Ghost in the Machine
- Author: Patrick Carman
- Publisher: Scholastic Press
- Publication date: October 1, 2009
- ISBN: 9780545075701
- Preceded by: Skeleton Creek
- Followed by: The Crossbones

= Ghost in the Machine (novel) =

2000 novel by Patrick Carman

Ghost in the Machine is a children's horror/mystery novel by Patrick Carman, first published in 2009. It is the second book of the Skeleton Creek series, which is followed by three sequels: The Crossbones (2010), The Raven (2011), and The Phantom Room (2014). Like the other books in the series, it includes links and passwords to online videos which form an essential part of the plot.

==Plot==
Ghost in the Machine picks up where Skeleton Creek left off, with Ryan and Sarah trapped in the Dredge. They escape and return home, after finding out about the Crossbones, a secret society that protects the Dredge. Ryan learns that his father, Paul McCray, is one of the last ones alive. When Sarah and Ryan return home they attempt to find out as much as they can about the Crossbones. This includes, spying on Ryan's dad, and encounters with Old Joe Bush, the horrifying ghost of the Dredge.

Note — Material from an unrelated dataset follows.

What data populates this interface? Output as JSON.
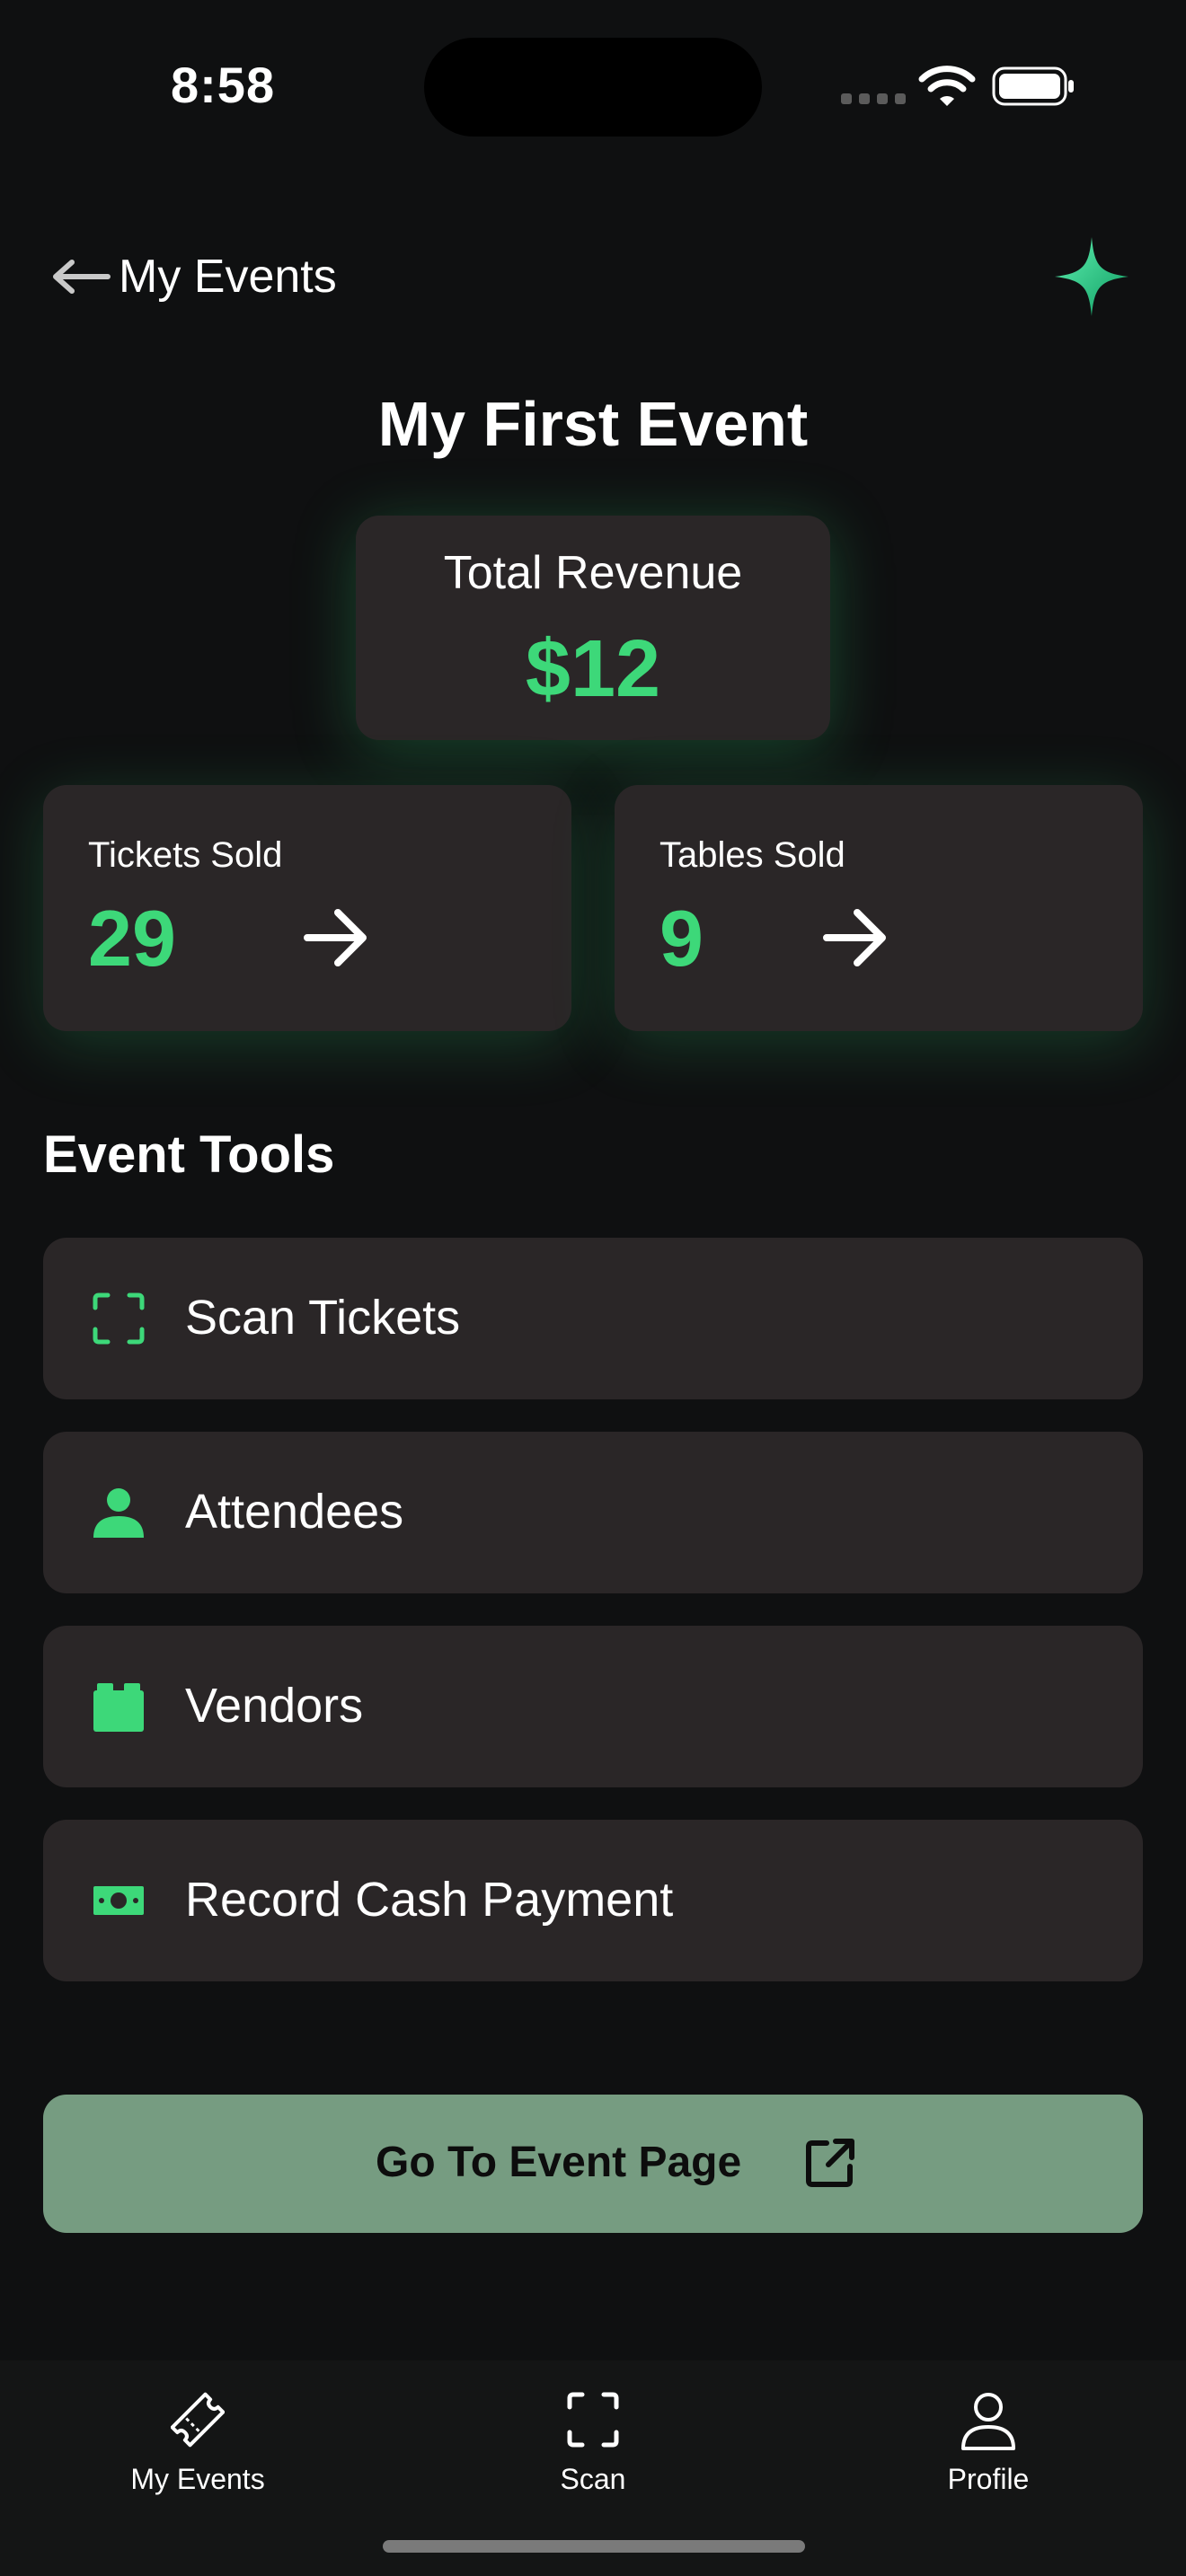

In the end, Ryan and Sarah discover that the Dredge is filled with millions of dollars' worth of gold and that Henry is really insane and has been disguising himself as Old Joe Bush.

==Reception==
Booklist's Courtney Jones noted that "in the first book, readers could get by without seeing the supplemental videos on Sarah's website, but in this go-round, the story suffers without them". Jones critiqued the plot and its ending, but considered this novel to be "a good read".